Management strategy. At present, it is clear that a lasting wall repair cannot be imagined without a reinforcement prosthesis. Without this the risk of recurrence is very high and it is established that in the same patient the risk of recurrence increases with each repair. This is why it is essential to put all the elements (pre-empowerment of the patient, surgical technique, appropriate reinforcement) to succeed the first time. On the other hand, the best-known prostheses (synthetics) seem dangerous in a contaminated environment. Traditionally, in these situations, we relied on strategies in several stages to sanitize the wall before the use of a prosthetic reinforcement.
New materials have arrived on the market in the last 10 years, supposed to be suitable for a contaminated environment.
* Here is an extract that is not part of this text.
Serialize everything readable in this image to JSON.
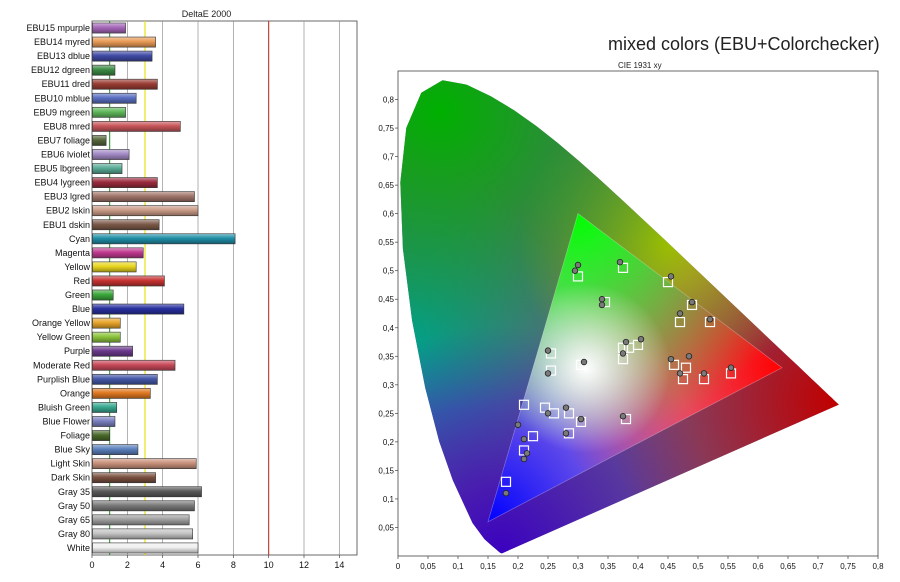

Scientific data concerning them are still limited. The question of the cost of these new reinforcements must also be included in the reflection, as well as that of the reimbursement of this activity in France, currently far below the costs generated. When evaluating the results of the complex venting treatment, the most appropriate criteria seem to be recurrence and the need for re-intervention afterwards, since they sum up all the other complications in them.
Conclusions. For the management of complex eventrations it seems logical to centralize patients in teams with experience of this type of intervention. It is necessary to master the pre-operative risk factors for therapeutic failure through pre-treatment, as well as to have available the technical and material resources which allow the best possible results to be obtained.